Infra-estruturas/Habitação

Infra-estruturas/Habitação

O acelerado desenvolvimento da RAEM impõe novos desafios à sociedade, assim, as estratégias a nível do planeamento urbanístico garantem, a longo prazo, um desenvolvimento urbanístico mais equilibrado e sustentável e, por conseguinte, uma melhoria da qualidade de vida da população. Nos últimos anos, o Governo Central ofereceu novas perspectivas para o desenvolvimento urbanístico da RAEM e para o seu enquadramento a nível do planeamento regional, nomeadamente com a aprovação da construção de novos aterros e o objectivo de desenvolver o território como centro mundial de turismo e lazer, políticas que favorecem o desenvolvimento geral de Macau.

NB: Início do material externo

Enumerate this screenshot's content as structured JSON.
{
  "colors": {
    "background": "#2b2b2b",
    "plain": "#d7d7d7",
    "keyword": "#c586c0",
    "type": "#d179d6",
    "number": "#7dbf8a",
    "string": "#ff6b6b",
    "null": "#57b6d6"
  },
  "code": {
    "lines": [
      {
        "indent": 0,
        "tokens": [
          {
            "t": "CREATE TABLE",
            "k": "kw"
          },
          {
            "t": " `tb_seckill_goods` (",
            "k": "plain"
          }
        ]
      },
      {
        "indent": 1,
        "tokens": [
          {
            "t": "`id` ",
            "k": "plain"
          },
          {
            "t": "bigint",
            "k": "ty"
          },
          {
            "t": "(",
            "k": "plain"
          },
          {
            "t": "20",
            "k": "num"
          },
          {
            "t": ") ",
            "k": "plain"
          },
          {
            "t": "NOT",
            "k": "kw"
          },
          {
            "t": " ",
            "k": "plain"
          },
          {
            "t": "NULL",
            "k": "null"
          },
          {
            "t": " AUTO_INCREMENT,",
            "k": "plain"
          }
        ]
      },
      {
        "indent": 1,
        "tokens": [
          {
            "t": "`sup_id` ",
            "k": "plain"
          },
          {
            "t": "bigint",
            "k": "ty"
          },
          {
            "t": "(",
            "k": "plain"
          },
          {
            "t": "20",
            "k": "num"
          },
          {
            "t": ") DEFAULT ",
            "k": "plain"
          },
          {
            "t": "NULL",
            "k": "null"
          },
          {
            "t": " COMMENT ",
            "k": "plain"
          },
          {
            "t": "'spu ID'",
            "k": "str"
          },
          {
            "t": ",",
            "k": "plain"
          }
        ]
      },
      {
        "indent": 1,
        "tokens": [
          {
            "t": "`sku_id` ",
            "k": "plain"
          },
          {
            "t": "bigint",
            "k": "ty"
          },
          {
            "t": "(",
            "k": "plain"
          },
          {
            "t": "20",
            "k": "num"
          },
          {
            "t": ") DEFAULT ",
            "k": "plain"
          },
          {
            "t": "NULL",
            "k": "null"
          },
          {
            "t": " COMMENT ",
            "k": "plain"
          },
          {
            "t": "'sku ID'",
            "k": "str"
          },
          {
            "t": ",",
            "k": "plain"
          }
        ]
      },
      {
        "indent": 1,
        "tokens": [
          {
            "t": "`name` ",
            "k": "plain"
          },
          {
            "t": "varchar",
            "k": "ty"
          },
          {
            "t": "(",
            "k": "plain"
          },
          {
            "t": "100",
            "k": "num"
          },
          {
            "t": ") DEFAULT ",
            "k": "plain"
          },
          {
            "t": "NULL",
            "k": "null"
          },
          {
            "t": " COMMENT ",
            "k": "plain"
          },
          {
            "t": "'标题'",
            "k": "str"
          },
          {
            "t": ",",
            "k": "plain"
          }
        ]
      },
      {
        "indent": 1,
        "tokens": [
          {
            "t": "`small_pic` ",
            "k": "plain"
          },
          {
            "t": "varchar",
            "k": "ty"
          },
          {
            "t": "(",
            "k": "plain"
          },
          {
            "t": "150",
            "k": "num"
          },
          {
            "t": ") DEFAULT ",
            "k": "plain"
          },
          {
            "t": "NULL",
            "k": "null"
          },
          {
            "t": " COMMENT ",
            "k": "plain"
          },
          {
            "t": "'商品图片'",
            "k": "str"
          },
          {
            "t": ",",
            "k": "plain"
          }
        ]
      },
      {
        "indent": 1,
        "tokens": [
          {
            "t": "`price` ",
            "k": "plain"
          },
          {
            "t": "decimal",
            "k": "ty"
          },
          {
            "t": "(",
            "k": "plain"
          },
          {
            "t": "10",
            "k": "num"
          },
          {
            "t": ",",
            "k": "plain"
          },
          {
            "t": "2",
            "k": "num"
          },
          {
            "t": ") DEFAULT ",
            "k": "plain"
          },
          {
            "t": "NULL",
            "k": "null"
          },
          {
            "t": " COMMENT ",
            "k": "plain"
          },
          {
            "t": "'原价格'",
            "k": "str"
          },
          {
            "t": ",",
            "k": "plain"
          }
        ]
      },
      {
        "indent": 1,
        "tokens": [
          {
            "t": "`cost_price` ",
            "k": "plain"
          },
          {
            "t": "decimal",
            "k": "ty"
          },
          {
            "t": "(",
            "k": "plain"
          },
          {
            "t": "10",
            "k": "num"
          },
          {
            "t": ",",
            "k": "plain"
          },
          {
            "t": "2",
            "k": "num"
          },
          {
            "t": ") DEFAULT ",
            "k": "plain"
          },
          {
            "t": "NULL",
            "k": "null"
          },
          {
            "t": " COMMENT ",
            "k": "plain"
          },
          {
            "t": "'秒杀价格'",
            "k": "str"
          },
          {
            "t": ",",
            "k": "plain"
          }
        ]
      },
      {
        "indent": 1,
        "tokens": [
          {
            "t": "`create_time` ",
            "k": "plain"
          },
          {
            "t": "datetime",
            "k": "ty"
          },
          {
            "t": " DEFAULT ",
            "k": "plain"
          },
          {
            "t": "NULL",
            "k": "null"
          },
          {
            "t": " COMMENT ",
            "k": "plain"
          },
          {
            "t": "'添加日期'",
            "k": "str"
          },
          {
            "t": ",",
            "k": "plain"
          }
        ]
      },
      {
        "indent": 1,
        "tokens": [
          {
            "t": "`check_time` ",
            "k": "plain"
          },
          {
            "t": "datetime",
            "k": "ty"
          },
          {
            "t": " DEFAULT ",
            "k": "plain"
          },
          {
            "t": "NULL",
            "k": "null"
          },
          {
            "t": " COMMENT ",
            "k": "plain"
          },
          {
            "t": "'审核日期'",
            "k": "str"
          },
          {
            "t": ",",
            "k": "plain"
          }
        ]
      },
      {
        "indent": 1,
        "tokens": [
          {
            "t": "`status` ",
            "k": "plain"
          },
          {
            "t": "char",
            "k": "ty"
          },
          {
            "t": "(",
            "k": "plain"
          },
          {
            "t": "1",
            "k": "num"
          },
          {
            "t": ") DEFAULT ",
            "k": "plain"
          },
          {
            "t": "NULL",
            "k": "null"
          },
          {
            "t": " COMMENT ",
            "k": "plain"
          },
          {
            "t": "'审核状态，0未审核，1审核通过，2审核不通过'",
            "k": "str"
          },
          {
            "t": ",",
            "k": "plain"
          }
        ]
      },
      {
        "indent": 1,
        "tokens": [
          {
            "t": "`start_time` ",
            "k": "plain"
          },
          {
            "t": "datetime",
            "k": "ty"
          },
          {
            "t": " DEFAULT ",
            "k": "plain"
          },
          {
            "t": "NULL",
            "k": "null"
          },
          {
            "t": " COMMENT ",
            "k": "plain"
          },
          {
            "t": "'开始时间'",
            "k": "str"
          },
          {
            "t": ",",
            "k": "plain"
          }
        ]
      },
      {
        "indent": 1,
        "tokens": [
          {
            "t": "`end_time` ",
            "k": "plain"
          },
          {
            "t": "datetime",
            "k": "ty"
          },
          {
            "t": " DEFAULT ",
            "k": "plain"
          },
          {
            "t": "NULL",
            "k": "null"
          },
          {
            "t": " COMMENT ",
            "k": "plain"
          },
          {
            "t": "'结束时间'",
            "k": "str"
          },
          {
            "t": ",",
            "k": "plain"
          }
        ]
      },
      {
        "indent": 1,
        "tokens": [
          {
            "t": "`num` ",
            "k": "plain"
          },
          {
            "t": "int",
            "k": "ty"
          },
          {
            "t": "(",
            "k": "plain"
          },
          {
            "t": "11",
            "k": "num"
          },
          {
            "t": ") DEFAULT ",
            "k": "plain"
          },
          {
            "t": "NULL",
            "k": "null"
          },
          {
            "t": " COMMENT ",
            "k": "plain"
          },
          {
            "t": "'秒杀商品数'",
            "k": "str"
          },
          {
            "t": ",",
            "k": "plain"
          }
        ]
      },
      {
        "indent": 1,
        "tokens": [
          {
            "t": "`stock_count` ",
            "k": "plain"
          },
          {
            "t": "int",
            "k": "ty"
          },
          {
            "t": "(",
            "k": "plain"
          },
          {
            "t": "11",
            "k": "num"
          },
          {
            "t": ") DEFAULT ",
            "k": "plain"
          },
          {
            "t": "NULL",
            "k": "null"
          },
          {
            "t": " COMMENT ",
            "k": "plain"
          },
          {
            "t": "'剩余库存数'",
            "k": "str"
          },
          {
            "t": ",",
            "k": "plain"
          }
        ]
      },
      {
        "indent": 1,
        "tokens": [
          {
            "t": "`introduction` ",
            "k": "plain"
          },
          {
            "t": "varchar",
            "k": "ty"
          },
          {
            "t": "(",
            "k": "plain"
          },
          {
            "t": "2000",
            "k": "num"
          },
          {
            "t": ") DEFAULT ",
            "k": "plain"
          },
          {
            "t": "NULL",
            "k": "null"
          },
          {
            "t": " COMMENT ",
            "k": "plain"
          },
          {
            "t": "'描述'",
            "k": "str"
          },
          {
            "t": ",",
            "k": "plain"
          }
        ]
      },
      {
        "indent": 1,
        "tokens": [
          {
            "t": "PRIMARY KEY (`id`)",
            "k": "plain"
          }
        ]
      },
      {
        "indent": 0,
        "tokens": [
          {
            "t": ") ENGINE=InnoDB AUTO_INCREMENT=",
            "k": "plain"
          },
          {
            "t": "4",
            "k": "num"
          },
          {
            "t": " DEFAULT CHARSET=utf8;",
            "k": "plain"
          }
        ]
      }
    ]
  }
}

Grandes projectos de Infra-estruturas

 

Sistema do Metro Ligeiro

Em articulação com a necessidade do desenvolvimento urbano de Macau, o Governo da RAEM continua a aperfeiçoar a disposição do trânsito de Macau, e promover activamente a construção do Metro Ligeiro. No futuro, o Sistema de Metro Ligeiro irá desenvolver as suas características, tais como conveniência, protecção do ambiente, ausência de barreiras arquitectónicas, entre outras, conjugando com os autocarros, os táxis e o sistema pedonal, assim, será constituída uma rede de transportes públicos interligados directamente, para melhorar o ambiente de mobilidade em geral, e prestar um serviço de transporte público conveniente, ecológicoconfortável e seguro aos cidadãos e turistas. 

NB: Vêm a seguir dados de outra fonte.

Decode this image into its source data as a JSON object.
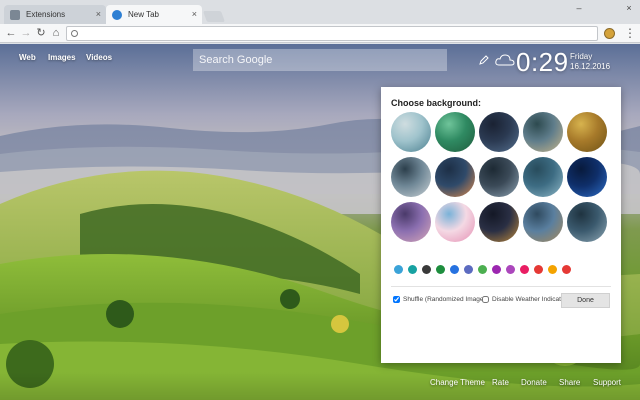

O Metro Ligeiro de Macau adopta um sistema automático de transporte de passageiros sem condutor, os comboios são movidos a energia eléctrica, e circulam com rodas de borracha em carris de betão lisos, com características ecológicas de reproduzir baixo nível do ruído durante a operação e de zero emissões dos gases poluentes

Linha do Metro Ligeiro

A Linha da Taipa, que é o primeiro traçado do Sistema de Metro Ligeiro de Macau, com o comprimento total de cerca de 9,3 km, dispõe de 11 estações, passando pelas zonas residenciais principais da Taipa, as zonas turísticas e as instalações culturais, recreativas e desportivas, como também ligando os três postos fronteiriços principais por via marítima, terrestre e aérea em Macau, nomeadamente, o posto fronteiriço da Ponte Flor de Lótus, o Aeroporto Internacional de Macau e o Terminal Marítimo de Passageiros da Taipa. 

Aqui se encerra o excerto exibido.